Софи затем уехала с Баклановым за границу, потом охладела к нему, выписала к себе из Петербурга Петцолова, но потом охладела и к этому и наконец стала жить с каким-то англичанином-крезом. Тогда, раздосадованный этим, Бакланов выписал свою законную жену к себе в Париж и, попутешествовав с нею за границей, возвратился на родину. — К этому вот существенному содержанию романа и прибавлен в конце третьего тома хвост, вовсе не идущий к нему и изображающий новейшие события с участием юношей.

На этом следовало бы и покончить с романом г. Писемского, но мы видим в нем выражение целого типа современных романов известного рода. Обыкновенно поэты творят бескорыстно, без определенных целей, как птица, которая поет единственно потому, что не может не петь, что этого требует ее натура; поэты же, не признающие искусства для искусства и порабощающие его разным целям, творят или для услаждения, или для поучения других, из жалости к заблуждающимся и порочным людям, чтобы показать им весь ужас их положения и тем помочь им выбраться на путь истины и добродетели и дать предостережение другим. Современные же поэты-романисты, к типу которых принадлежит г. Писемский, творят единственно, кажется, потому, что они по натуре своей забияки и до страсти любят драться; это видно из того, что, принимаясь за созидание своих романов, они прежде всего воображают себе своих врагов и всех вообще, кто им почему бы то ни было не нравится, и затем все их усилия направлены на то, чтобы непременно избить своих врагов, и, главное, избить как можно сильнее и больнее; в каждом поэтическом порыве такого романиста вот так и слышится потуга, которую можно выразить словами: ах, как бы мне его, черта, треснуть покрепче, да угодить по самому чувствительному месту.

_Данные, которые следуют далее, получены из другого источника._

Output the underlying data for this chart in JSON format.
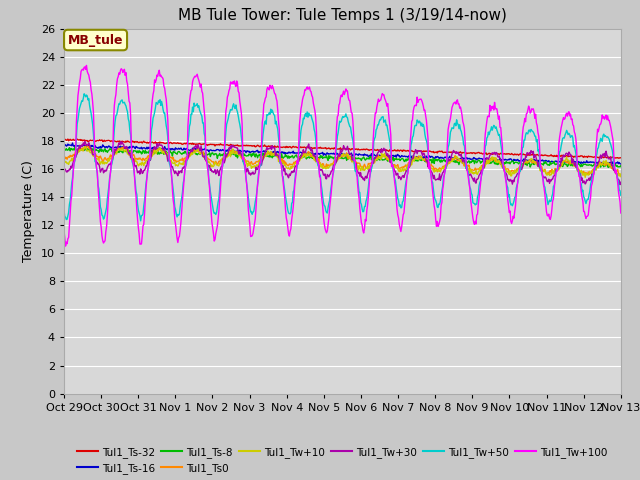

В этом смысле одна безвременно погибшая газета10 удачно сострила насчет г. Тургенева, сказавши, что своим романом он, подобно Ироду, хотел избить детей. И действительно, все подобные романы суть не что иное, как драки и побоища, хотя, разумеется, романисты показывают вид, что они творят бескорыстно, изображают то, что видят вокруг себя, что если их и не признают современники, то зато оценят потомки; ведь вот же Шекспира, думают про себя те из них, которые что-нибудь знают про него, долго не понимали, а наконец-таки, хоть спустя долгое время, а все же поняли и оценили; мы, поэты, работаем для истории. Вот, например, что говорит г. Писемский в конце "Взбаламученного моря":

"Рассказ наш, на сколько было в нем задачи, кончен. За откровенность нашу, мы наперед знаем, тысячи обвинений падут на нашу голову. Но из всех их мы принимаем только одно: пусть нас уличат, что мы наклеветали на действительность!.. Не мы виноваты, что в быту нашем много грубого и чувственного; что так называемая образованная толпа привыкла говорить фразы; привыкла или ничего не делать, или делать вздор; что, не ценя и не прислушиваясь к нашей главной народной силе: здравому смыслу, она кидается на первый фосфорический свет, где бы и откуда ни мелькнул он, и детски верит, что в нем вся сила и спасение! В начале нашего труда, при раздавшемся около нас, со всех сторон, говоре, шуме, треске, ясное предчувствие говорило нам, что это не буря, а только рябь и пузыри, отчасти надутые извне, а отчасти появившиеся от поднявшейся снизу разной дряни. События как нельзя лучше оправдали наши ожидания. Напрасно враги наши, печатные и непечатные, силятся низвести наше повествование на степень бесцельного сборника разных пошлостей. Мы очень хорошо знаем, что они сердятся на нас за то, что мы раскрываем их болячки и бьем (вот) их по чувствительному месту, между тем как их собственная совесть говорит за нас и тысячекратно повторяет им, что мы правы и правы! Труд наш мы предпринимали не для образования ума и сердца шестнадцатилетних (отчего же не сорокалетних?) читательниц и не для услады задорного самолюбия разных слабоголовых юношей (отчего же не крепкоголовых старцев? Слушайте, критики-отцы, и смотрите, кого обличает автор, а вовсе не вас); им лучше даже не читать нас; мы имели совершенно иную, чтобы не сказать высшую, цель и желаем гораздо большего: пусть будущий историк (вот), со вниманием и доверием, прочтет наше сказание (точно старец Пимен в "Годунове", оканчивающий свою летопись последним "сказаньем" и возносящийся мыслью к будущим историкам); мы представляем ему верную, хотя и не полную картину нравов нашего времени, и если в ней не отразилась вся Россия, то зато тщательно собрана вся ее ложь" ("Взбаламученное море", т. III, стр. 287 — 289).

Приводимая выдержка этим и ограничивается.